Durch anonyme Hinweise sei das Unternehmen 2010 auf mögliche Verstöße aufmerksam gemacht worden. Dabei wurden im Zuge der internen Ermittlungen Unregelmäßigkeiten im Vertriebsgebiet Osteuropa festgestellt. Der Konzern habe die Mitarbeiter entlassen und die zuständigen Behörden informiert.

"ThyssenKrupp sieht sich selbst als geschädigt und hat bereits Schadensersatzansprüche gerichtlich geltend gemacht", erklärte das Unternehmen in einer Stellungnahme. Gegen die Beteiligten laufe ein staatsanwaltschaftliches Ermittlungsverfahren.

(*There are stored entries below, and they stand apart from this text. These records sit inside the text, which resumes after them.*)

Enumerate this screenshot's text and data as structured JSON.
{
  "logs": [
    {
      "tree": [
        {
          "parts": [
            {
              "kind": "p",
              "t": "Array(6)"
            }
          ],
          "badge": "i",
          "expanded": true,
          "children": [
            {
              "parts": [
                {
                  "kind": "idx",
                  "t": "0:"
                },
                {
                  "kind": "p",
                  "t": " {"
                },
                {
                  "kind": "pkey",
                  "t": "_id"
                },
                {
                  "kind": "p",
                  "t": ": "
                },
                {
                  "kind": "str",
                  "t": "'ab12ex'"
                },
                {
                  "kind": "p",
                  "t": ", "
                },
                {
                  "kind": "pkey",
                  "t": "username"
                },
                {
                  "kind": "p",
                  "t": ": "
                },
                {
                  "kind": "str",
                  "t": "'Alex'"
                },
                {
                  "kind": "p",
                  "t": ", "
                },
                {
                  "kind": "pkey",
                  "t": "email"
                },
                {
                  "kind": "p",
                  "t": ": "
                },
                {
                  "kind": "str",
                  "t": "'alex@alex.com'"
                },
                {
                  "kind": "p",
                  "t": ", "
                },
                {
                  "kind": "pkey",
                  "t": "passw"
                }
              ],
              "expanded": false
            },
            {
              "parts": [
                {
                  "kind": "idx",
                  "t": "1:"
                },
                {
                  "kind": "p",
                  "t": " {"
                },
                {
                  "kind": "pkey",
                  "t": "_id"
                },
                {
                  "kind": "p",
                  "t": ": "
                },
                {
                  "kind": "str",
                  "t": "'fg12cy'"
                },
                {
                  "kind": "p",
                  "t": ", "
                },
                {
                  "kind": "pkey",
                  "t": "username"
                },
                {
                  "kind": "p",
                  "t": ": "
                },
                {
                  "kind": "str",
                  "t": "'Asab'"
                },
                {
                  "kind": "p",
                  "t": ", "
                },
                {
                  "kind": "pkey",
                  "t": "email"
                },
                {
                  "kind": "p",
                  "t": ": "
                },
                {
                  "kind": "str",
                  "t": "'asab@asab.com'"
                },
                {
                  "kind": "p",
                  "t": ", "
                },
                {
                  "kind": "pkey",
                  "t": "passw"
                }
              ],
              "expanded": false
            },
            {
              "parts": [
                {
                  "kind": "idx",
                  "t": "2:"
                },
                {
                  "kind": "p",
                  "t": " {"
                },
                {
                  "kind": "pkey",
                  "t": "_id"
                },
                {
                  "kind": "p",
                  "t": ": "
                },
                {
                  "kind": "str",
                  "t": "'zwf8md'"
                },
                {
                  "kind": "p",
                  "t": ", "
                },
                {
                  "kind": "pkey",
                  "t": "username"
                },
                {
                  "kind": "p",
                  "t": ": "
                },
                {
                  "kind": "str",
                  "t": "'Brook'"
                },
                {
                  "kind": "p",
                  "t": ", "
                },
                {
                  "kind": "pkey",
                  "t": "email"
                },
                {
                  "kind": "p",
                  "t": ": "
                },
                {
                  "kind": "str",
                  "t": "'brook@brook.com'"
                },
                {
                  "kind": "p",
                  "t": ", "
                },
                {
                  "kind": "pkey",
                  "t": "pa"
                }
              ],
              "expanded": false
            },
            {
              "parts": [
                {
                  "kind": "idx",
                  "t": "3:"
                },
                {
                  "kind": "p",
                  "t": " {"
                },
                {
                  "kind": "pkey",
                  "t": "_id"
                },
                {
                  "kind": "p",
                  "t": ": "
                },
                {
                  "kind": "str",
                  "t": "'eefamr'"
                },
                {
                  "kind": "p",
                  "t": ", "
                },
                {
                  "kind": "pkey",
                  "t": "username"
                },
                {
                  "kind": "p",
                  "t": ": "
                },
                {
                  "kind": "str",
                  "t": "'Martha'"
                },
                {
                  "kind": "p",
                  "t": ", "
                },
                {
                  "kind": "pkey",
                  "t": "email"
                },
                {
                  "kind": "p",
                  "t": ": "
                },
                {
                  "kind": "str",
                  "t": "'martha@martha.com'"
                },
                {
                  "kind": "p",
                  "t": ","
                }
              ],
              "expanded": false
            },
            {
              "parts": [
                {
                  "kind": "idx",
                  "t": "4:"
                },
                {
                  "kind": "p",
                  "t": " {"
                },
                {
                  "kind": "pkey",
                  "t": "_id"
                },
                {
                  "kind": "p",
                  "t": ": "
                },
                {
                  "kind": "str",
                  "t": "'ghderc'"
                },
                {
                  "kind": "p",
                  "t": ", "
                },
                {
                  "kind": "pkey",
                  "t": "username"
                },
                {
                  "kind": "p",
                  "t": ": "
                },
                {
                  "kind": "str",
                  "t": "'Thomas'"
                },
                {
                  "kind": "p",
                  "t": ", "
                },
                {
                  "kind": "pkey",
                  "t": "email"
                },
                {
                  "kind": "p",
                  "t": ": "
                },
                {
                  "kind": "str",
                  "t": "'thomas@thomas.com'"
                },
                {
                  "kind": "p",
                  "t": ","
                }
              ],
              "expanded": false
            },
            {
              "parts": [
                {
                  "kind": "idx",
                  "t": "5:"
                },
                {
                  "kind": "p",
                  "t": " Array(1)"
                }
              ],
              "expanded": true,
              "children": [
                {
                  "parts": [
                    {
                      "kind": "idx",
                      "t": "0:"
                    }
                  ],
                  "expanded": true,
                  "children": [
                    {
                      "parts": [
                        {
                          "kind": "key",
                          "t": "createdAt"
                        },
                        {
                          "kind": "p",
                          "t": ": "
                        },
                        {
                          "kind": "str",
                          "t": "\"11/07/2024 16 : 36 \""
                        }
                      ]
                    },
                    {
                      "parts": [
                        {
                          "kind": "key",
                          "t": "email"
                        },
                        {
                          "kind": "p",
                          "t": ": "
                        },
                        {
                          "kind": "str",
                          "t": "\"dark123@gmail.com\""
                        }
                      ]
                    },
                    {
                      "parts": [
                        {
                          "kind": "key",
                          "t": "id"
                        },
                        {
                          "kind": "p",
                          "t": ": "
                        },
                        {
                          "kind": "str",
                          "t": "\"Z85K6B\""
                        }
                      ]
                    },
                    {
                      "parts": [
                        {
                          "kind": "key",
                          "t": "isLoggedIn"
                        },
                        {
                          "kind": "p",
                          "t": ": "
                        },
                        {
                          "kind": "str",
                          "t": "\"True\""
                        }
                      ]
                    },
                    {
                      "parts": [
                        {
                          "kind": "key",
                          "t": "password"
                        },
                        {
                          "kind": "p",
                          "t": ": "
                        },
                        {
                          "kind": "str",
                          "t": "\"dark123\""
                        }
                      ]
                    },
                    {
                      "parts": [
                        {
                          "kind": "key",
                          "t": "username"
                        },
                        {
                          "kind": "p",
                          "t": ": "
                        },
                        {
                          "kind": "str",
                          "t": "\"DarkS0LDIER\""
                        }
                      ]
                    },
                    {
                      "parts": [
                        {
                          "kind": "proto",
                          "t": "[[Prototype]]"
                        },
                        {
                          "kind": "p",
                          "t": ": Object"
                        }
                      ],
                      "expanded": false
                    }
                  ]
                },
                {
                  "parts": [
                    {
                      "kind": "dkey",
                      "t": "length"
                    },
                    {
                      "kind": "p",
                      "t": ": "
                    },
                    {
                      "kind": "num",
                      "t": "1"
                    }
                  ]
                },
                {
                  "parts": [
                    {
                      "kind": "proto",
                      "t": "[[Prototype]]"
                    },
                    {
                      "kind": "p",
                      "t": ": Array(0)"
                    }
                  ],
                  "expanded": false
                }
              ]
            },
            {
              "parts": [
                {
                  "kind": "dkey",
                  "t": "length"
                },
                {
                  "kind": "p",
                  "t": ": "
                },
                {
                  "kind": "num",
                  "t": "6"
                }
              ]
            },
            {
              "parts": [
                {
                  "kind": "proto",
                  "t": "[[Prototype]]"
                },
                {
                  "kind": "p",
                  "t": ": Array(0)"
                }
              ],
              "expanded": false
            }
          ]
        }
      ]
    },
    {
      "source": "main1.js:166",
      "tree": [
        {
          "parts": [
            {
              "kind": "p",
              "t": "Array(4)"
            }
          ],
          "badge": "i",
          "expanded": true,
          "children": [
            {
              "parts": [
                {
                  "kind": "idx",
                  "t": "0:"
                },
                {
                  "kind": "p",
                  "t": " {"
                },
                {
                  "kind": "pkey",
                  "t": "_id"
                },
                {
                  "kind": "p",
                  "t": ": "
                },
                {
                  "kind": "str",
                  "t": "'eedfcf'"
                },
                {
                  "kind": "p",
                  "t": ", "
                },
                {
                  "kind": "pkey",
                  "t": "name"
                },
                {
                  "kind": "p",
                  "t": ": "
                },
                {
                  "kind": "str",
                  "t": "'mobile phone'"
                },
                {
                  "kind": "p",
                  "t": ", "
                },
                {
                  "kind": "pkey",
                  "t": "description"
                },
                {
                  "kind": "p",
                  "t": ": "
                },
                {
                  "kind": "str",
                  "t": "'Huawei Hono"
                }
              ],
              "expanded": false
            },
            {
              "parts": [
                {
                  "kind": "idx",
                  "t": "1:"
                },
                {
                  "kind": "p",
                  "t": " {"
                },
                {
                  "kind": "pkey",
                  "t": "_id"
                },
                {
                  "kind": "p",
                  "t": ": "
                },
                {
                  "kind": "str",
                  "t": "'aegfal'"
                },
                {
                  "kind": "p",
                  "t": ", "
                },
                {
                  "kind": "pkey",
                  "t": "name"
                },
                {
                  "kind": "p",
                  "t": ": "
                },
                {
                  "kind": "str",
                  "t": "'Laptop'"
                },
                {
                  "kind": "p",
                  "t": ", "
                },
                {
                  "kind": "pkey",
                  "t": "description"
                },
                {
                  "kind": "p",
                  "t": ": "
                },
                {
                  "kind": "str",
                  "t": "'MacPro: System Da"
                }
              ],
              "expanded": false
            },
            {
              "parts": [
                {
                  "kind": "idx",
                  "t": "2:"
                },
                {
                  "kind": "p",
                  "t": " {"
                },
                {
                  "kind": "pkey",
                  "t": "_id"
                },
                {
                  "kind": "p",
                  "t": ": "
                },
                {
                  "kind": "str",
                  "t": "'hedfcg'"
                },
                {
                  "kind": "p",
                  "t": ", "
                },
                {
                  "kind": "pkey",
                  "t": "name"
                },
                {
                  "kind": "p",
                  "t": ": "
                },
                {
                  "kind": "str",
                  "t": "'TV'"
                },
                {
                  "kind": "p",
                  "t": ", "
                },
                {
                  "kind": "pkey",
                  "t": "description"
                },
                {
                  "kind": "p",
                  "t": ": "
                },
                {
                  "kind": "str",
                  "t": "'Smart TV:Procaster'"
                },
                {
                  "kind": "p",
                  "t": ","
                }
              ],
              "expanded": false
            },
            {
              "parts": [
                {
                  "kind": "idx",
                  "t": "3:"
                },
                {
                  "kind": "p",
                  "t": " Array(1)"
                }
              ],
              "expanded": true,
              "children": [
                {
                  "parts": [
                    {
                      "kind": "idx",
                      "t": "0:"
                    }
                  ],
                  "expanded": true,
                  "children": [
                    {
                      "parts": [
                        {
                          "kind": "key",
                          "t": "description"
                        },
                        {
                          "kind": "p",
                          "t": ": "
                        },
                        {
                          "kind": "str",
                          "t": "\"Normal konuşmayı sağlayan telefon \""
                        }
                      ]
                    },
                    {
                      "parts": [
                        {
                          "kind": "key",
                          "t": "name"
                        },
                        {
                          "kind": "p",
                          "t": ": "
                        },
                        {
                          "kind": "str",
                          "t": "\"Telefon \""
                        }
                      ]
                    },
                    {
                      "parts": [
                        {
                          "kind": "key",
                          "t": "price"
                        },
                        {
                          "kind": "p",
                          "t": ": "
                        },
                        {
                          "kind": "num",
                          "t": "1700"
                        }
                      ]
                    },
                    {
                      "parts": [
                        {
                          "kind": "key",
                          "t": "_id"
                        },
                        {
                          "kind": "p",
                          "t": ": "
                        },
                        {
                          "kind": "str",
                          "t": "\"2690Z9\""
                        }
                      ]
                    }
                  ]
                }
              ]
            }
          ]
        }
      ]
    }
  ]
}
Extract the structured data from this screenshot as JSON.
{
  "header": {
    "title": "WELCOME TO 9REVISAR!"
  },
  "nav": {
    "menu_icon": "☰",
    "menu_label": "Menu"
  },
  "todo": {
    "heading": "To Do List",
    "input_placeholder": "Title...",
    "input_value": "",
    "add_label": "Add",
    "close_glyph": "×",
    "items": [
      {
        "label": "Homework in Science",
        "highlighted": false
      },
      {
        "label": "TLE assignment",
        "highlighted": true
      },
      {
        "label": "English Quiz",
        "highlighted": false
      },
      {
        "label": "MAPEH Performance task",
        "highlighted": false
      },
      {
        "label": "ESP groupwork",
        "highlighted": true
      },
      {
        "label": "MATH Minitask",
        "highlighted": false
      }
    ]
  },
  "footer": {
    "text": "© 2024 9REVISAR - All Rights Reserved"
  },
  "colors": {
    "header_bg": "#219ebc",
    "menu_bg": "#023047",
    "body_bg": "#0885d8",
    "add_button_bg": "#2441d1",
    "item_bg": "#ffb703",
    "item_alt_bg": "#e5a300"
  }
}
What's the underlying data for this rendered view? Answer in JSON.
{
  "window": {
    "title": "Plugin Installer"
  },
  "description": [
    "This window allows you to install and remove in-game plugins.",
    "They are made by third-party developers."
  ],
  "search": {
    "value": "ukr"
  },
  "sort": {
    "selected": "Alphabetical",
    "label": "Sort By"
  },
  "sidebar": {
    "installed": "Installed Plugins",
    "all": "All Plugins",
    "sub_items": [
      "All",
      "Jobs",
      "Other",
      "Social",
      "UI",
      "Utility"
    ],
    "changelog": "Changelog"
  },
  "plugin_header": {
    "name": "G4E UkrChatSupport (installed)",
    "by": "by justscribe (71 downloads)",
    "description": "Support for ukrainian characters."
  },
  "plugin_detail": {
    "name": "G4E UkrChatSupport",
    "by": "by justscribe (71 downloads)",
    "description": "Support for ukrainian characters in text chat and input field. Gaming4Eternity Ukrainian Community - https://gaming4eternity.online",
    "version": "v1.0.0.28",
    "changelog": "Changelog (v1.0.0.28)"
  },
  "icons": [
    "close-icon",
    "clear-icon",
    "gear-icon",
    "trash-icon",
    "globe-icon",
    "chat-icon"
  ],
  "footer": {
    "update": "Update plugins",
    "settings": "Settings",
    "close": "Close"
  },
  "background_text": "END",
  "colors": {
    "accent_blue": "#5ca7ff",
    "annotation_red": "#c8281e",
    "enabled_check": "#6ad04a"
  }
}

Dritter Skandal innerhalb kurzer Zeit

Einer der gekündigten Manager wies laut "Handelsblatt" die Anschuldigungen zurück und klagt gegen seine Entlassung. Nach dem Aufdecken eines Kartells auf dem Schienenmarkt und der öffentlichen Diskussion um luxuriöse Pressereisen hat ThyssenKrupp damit den nächsten Fall von unsauberer Geschäftsführung am Hals.

Nach Informationen des Blatts summieren sich die unklaren Zahlungen auf einen zweistelligen Millionenbetrag. Die Summe setze sich zusammen aus Scheinrechnungen und Provisionen unter anderem bei Geschäften in Kasachstan, Usbekistan und China. Hierfür habe es keine erkennbaren Gegenleistungen gegeben.